That was the true Light, which lighteth every man that cometh into the world.— John 1:9
This page contains a series of lessons on Hanukkah, a joyful, Jewish celebration which takes place during the Christmas season every year. The word, “Hanukkah,” means “dedication” in Hebrew and commemorates the time when a small group of Jewish revolutionaries defeated the formidable Greeks, took back Jerusalem, and rededicated the temple in 167–165 BC. The Jews view this victory as a miracle. How else could a small group of Jews defeat the superior Greek army? Hanukkah is oftentimes referred to as the Festival of Lights. According to Jewish tradition, when the temple was rededicated, they only found enough oil to light the menorah (temple candlestick) for one day, but the oil lasted for eight days. This was the second great miracle of Hanukkah.
Jews from all over the world celebrate Hanukkah each year to remind themselves of an incredible time of victory. Hanukkah is all about the “Great Miracle.” Born-again believers are also reminded of a great miracle which took place in Israel in which Jesus Christ, the Light of the World, took upon Himself the form of a servant and was made in the likeness of men.

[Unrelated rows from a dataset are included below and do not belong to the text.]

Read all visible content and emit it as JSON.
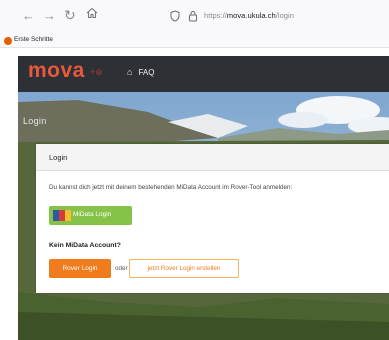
{
  "browser": {
    "url_prefix": "https://",
    "url_host": "mova.ukula.ch",
    "url_path": "/login",
    "bookmark": "Erste Schritte",
    "icons": {
      "back": "arrow-left-icon",
      "forward": "arrow-right-icon",
      "reload": "reload-icon",
      "home": "home-icon",
      "shield": "shield-icon",
      "lock": "lock-icon"
    }
  },
  "site": {
    "logo": "mova",
    "logo_suffix": "+⊕",
    "nav": {
      "faq": "FAQ"
    },
    "hero_title": "Login"
  },
  "login_card": {
    "title": "Login",
    "description": "Du kannst dich jetzt mit deinem bestehenden MiData Account im Rover-Tool anmelden:",
    "midata_button": "MiData Login",
    "no_account_label": "Kein MiData Account?",
    "rover_login_button": "Rover Login",
    "or_text": "oder",
    "create_button": "jetzt Rover Login erstellen"
  },
  "colors": {
    "header_bg": "#2d3035",
    "logo": "#e8593b",
    "midata_green": "#86c248",
    "rover_orange": "#f17c1e"
  }
}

“That was the true Light, which lighteth every man that cometh into the world. He was in the world, and the world was made by him, and the world knew him not. He came unto his own, and his own received him not.But as many as received him, to them gave he power to become the sons of God, even to them that believe on his name: Which were born, not of blood, nor of the will of the flesh, nor of the will of man, but of God. And the Word was made flesh, and dwelt among us, (and we beheld his glory, the glory as of the only begotten of the Father,) full of grace and truth.”